Air Force top leaders talk Total Force Integration at annual symposium

  • Published
  • By Tech. Sgt. Morgan Whitehouse
  • Air National Guard

JOINT BASE ANDREWS, MD -- Top leaders from regular Air Force, the Air Force Reserves and Air National Guard addressed the importance and challenges of total force integration during a fireside chat at the annual TFI Symposium at Joint Base Andrews, Maryland, March 22, 2022.

Hosted by the Headquarters Air Force director of staff, this 3-day virtual symposium aims to facilitate conversations and collaboration between the three Air Force components. Approximately 4,000 Airmen from across the globe participated in this year’s virtual event.

In opening remarks, Lt. Gen. Kevin Schneider, director of staff for Headquarters Air Force, focused on the vision for the future force stating, “TFI needs to be so ingrained in our day-to-day business that it becomes part of our DNA.”

TFI is the standard for the Air Force as it blends regular USAF, Guard and Reserve components in exercises and contingency operations worldwide.

Lt. Gen. Richard Scobee, the chief of the Air Force Reserve, delved into why training environments are the ideal setting to strengthen TFI.

“All of our major exercises have the total force baked in, so that we can work out those nuances before go time,” said Scobee.

When sharing his perspective on TFI, Lt. Gen.

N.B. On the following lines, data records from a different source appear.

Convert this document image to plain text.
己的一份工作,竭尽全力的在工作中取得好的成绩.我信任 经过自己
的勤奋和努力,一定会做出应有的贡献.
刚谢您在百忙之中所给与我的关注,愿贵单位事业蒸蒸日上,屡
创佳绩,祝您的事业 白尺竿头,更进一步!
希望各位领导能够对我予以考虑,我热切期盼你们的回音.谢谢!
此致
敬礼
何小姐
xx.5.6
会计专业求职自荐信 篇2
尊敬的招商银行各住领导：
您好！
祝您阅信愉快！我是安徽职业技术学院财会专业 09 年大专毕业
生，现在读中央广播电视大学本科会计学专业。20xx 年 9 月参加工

Michael Loh, director, Air National Guard, underscored that teamwork, understanding and active participation are paramount to TFI success.

“Our vision is a fully-integrated total force that leverages the strengths of each component,” said Loh. “If we understand all three components, the attributes of all three components, then we can get after things where we can compete, deter and, if necessary, go to war together.”

Schneider highlighted that implementing integration now is necessary to remain relevant in the great power competition.

“As the United States looks to the future, the contingency and conflict we may face are going to put an emphasis on speed and being ready to fight immediately,” said Schneider. “We are not going to be able to build these relationships [between the components] during conflict. We have to be ready to go right here, right now.”

Despite the nuances of each component, the three leaders agreed that TFI is key to ensure the Air Force remains the world’s preeminent source of airpower.

“As a total force, we need to be united to meet the priorities for national defense,” said Loh. “How are we going to compete, how are we going to deter and, when deterrence fails, how are we going to win the next war.”

“Each of the three components have a shared responsibility to be in lockstep to move forward,” said Scobee. “Whether it's exercising or combat operations or protecting our most valuable resource which is American lives… we need to work together.”

The future warfight will embrace TFI, and each Airman, from senior officer to junior enlisted, across the regular Air Force, reserve and Air National Guard must work together to fly, fight, win… anytime, anywhere.